Kur'an-ı Kerim ve Türkçe Meali Sayfa 485
16. O'na icabet olunduktan sonra, Allah hakkında (sözde) 'deliller öne sürüp tartışanların' delilleri, Rabbleri katında geçersizdir. Onların üzerinde bir gazab vardır ve şiddetli azab onlar içindir.
17. Ki Allah, hak olmak üzere Kitabı ve mizanı indirdi. Ne bilirsin; belki kıyamet saati pek yakındır.
18. Onda acele davrananlar, (gerçekte) ona inanmayanlardır. İman edenler ise, ona karşı bir korku içindedirler ve onun gerçekten hak olduğunu bilirler. Haberiniz olsun; kıyamet saati konusunda tartışmakta olanlar, gerçekte uzak bir sapıklık içindedirler.

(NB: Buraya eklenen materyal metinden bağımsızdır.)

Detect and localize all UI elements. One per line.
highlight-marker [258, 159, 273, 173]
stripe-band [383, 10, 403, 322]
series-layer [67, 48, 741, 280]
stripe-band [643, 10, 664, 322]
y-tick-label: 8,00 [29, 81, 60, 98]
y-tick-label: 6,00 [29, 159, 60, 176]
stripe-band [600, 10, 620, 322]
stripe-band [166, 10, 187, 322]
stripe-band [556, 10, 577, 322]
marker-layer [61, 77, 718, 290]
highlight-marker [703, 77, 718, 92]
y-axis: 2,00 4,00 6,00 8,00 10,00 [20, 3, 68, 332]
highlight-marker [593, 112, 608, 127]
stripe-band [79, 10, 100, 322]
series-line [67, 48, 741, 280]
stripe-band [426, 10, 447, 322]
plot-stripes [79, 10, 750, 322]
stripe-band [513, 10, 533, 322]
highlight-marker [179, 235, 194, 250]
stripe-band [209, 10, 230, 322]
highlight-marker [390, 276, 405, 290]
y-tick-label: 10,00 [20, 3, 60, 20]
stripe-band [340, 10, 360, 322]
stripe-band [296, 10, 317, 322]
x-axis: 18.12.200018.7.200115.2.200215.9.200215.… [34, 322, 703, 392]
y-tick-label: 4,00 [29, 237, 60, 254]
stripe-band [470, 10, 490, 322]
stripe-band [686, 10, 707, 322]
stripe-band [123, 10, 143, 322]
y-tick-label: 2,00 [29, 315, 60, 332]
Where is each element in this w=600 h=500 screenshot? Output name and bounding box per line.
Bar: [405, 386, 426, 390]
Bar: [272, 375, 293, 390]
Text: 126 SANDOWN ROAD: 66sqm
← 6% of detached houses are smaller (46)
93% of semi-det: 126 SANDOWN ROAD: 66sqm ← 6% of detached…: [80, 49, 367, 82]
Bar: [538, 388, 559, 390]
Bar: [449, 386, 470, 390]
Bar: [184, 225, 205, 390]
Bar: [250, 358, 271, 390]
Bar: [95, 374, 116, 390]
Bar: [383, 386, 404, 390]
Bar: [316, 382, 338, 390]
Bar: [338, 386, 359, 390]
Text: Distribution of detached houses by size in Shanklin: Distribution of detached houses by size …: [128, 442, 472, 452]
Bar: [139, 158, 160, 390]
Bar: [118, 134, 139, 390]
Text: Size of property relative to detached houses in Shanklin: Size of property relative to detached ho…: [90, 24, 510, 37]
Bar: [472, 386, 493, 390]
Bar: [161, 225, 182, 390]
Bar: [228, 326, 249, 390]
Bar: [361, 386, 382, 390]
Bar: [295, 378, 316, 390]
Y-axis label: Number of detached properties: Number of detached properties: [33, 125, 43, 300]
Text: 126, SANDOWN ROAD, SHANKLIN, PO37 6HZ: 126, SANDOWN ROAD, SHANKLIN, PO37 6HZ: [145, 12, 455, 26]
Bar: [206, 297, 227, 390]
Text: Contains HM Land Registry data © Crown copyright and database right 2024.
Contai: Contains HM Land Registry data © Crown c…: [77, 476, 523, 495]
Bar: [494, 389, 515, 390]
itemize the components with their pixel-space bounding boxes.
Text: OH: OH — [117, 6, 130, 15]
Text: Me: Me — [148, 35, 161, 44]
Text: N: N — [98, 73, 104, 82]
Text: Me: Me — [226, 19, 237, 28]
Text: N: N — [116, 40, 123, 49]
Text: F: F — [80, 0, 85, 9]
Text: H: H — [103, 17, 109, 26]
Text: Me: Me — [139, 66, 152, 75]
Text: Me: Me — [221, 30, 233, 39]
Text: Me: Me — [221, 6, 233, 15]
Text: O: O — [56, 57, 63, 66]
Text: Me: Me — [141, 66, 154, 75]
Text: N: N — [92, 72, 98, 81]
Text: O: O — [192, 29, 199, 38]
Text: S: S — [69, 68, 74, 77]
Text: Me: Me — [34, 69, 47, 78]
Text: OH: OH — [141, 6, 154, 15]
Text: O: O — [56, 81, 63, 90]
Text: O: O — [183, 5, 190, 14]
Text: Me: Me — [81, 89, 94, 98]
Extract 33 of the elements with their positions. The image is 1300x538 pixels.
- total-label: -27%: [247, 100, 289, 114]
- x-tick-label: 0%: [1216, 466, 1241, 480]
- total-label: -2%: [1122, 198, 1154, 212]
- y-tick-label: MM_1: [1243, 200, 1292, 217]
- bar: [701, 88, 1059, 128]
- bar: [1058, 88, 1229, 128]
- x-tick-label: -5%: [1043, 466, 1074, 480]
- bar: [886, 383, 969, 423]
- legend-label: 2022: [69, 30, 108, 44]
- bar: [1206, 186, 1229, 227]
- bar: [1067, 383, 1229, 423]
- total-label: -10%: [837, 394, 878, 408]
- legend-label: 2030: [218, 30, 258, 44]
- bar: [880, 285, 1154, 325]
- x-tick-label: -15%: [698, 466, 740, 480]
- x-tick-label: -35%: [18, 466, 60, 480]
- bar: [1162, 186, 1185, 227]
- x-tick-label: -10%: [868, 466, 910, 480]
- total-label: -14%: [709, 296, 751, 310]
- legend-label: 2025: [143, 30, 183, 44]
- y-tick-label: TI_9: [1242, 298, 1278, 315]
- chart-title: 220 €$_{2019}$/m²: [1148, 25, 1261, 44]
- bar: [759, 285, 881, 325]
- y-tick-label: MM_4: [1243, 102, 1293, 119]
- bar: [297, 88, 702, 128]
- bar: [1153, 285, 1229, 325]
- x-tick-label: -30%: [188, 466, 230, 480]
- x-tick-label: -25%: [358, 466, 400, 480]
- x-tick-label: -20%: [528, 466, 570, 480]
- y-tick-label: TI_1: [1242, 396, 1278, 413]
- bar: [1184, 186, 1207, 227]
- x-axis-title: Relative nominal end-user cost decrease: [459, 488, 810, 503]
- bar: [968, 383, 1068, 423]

19. Allah, kullarına karşı lütuf sahibi olandır; dilediğini rızıklandırır. O, kuvvetlidir, azizdir.
20. Kim ahiret ekinini isterse, biz ona kendi ekininde arttırmalar yaparız. Kim de dünya ekinini isterse, ona da ondan veririz; ancak onun ahirette bir nasibi yoktur.
21. Yoksa onların birtakım ortakları mı var ki, Allah'ın izin vermediği şeyleri, dinden kendilerine teşrî' ettiler (bir şeriat kıldılar)? Eğer o fasıl kelimesi olmasaydı, elbette aralarında hüküm (karar) verilirdi. Gerçekten zalimler için acıklı bir azap vardır.
22. (O gün) Zalimleri kazanmakta oldukları dolayısıyla korkuyla titrerlerken görürsün; o (yaptıkları) da üstlerine çöküvermiştir. İman edip salih amellerde bulunanlar ise, cennet bahçelerindedirler. Rableri katında her diledikleri onlarındır. İşte büyük fazl (nimet ve üstünlük) budur.